Como se vê, a despeito das alegações apresentadas pelos apelantes em suas razões recursais, a controvérsia não está, simplesmente, na suficiência, ou não, das provas apresentadas para comprovação do preenchimento dos requisitos da usucapião extraordinária.
Em verdade, antes mesmo da análise da natureza e tempo da posse exercida pelos apelantes sobre os imóveis usucapiendos, é preciso ressaltar que, para o processamento da usucapião extraordinária, impõe-se a observância das diretrizes trazidas pela Provimento CNJ nº 65/2017, em vigor quando do início do presente procedimento. Essa circunstância não se alterou com a edição do Código Nacional de Normas da Corregedoria Nacional de Justiça (Provimento nº 149/2023 do Conselho Nacional de Justiça), que atualmente regula a usucapião extrajudicial.
De seu turno, as Normas de Serviço da Corregedoria Geral da Justiça dispõem, nos subitens 416.1 e 416.2, Capítulo XX, Tomo II, sobre os requisitos do requerimento da usucapião extrajudicial e os documentos que devem instruir o pedido.
Ocorre que, em sua manifestação nos autos (fls. 542/553), o Oficial de Registro esclareceu que, para além dos questionamentos referentes à prova da posse mansa, pacífica e ininterrupta, pelo prazo da prescrição aquisitiva, no caso concreto não houve, em virtude da não apresentação da documentação exigida, a devida notificação do proprietário tabular dos imóveis usucapiendos, dos confrontantes do lado esquerdo e dos fundos. Confirmou, ainda, que não foram juntadas todas as necessárias certidões dos distribuidores da Justiça Estadual e Federal.
Ora, insistem os apelantes em afirmar que as provas trazidas aos autos, assim como as assinaturas lançadas na planta apresentada ao registrador e o pedido de notificação dos atuais ocupantes dos imóveis em questão seriam suficientes para deferimento do pedido de usucapião.
No entanto, sem que sejam atendidas as exigências formuladas pelo registrador, com a consequente juntada dos documentos faltantes, mostra-se inviável o deferimento do registro pretendido pelos apelantes.

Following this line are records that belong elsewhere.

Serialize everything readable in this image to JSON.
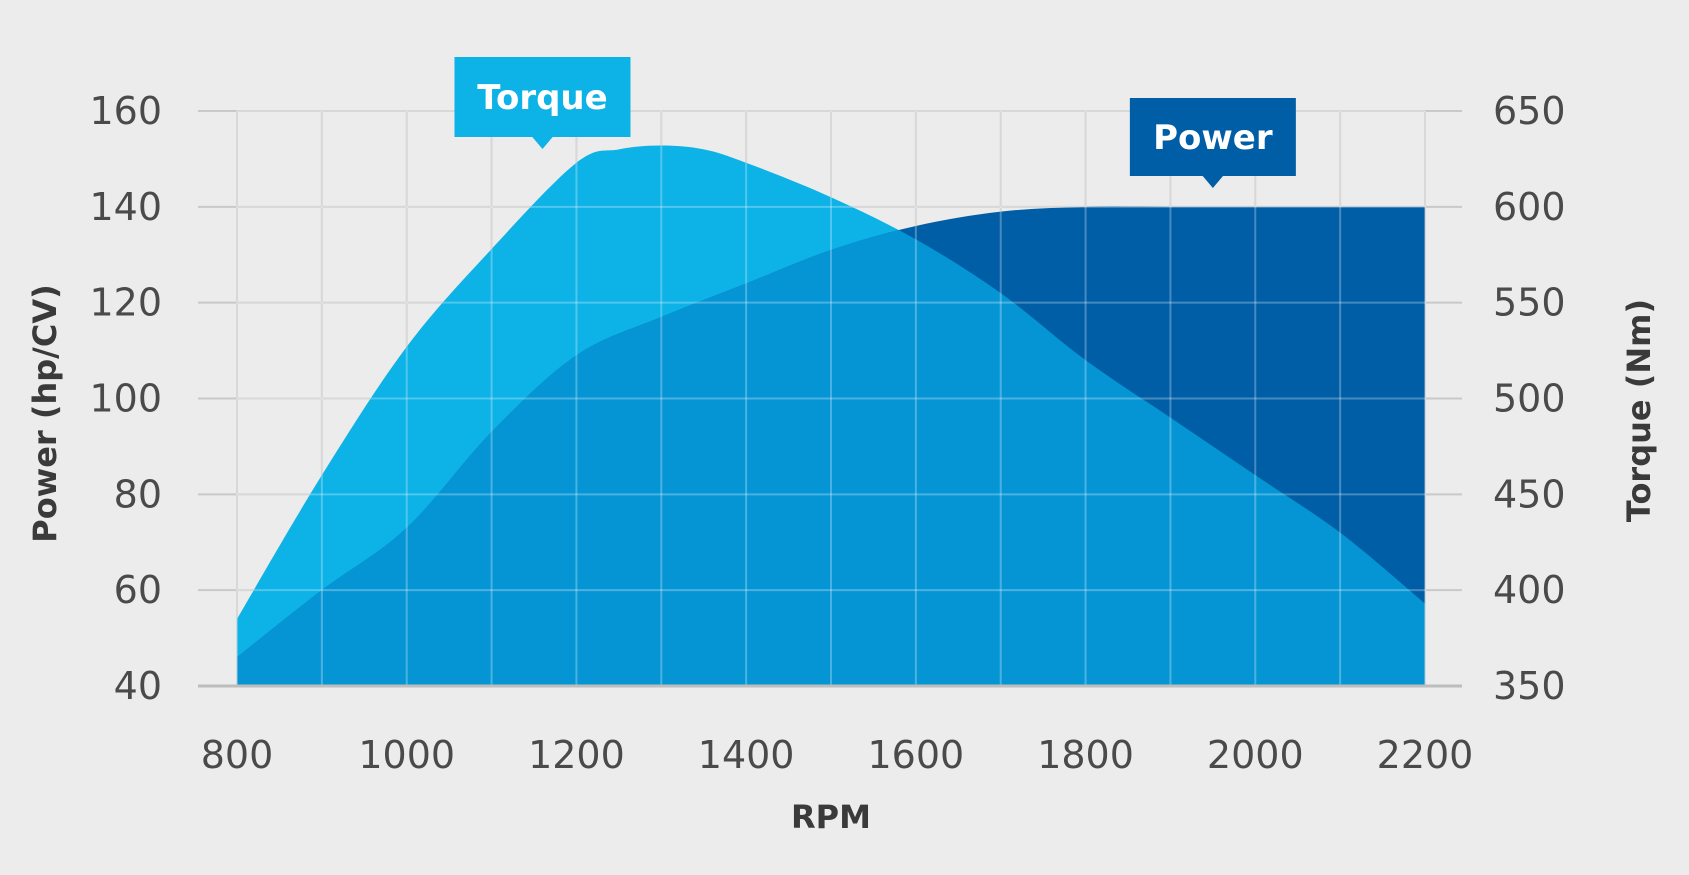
{
  "chart_data": {
    "type": "area",
    "title": "",
    "xlabel": "RPM",
    "ylabel_left": "Power (hp/CV)",
    "ylabel_right": "Torque (Nm)",
    "xlim": [
      800,
      2200
    ],
    "ylim_left": [
      40,
      160
    ],
    "ylim_right": [
      350,
      650
    ],
    "x_ticks": [
      800,
      1000,
      1200,
      1400,
      1600,
      1800,
      2000,
      2200
    ],
    "y_left_ticks": [
      40,
      60,
      80,
      100,
      120,
      140,
      160
    ],
    "y_right_ticks": [
      350,
      400,
      450,
      500,
      550,
      600,
      650
    ],
    "x_gridlines": [
      800,
      900,
      1000,
      1100,
      1200,
      1300,
      1400,
      1500,
      1600,
      1700,
      1800,
      1900,
      2000,
      2100,
      2200
    ],
    "grid": true,
    "series": [
      {
        "name": "Torque",
        "axis": "right",
        "color": "#0db2e6",
        "x": [
          800,
          900,
          1000,
          1100,
          1200,
          1250,
          1300,
          1350,
          1400,
          1500,
          1600,
          1700,
          1800,
          1900,
          2000,
          2100,
          2200
        ],
        "values": [
          385,
          460,
          527,
          578,
          623,
          630,
          632,
          630,
          623,
          605,
          583,
          555,
          520,
          490,
          460,
          430,
          393
        ]
      },
      {
        "name": "Power",
        "axis": "left",
        "color": "#005ea6",
        "x": [
          800,
          900,
          1000,
          1100,
          1200,
          1300,
          1400,
          1500,
          1600,
          1700,
          1800,
          1900,
          2000,
          2100,
          2200
        ],
        "values": [
          46,
          60,
          73,
          93,
          109,
          117,
          124,
          131,
          136,
          139,
          140,
          140,
          140,
          140,
          140
        ]
      }
    ],
    "overlap_color": "#0595d4",
    "callouts": [
      {
        "text": "Torque",
        "series": "Torque",
        "color": "#0db2e6",
        "x": 1160
      },
      {
        "text": "Power",
        "series": "Power",
        "color": "#005ea6",
        "x": 1950
      }
    ]
  }
}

A propósito, o art. 216-A, § 8º, da Lei nº 6.015/1973 impõe a rejeição do pedido pelo Oficial do Registro de Imóveis se a documentação apresentada não estiver em ordem para a concessão da usucapião extrajudicial.
Consigne-se, por fim, que os apelantes, assim querendo, deverão buscar na via jurisdicional o reconhecimento de seu alegado direito, segundo a possibilidade instituída pelo art. 216-A, § 9º, da Lei nº 6.015/1973 e pelo subitem 421.5, Capítulo XX, Tomo II, das Normas de Serviço da Corregedoria Geral da Justiça.
Ante o exposto, pelo meu voto, nego provimento à apelação.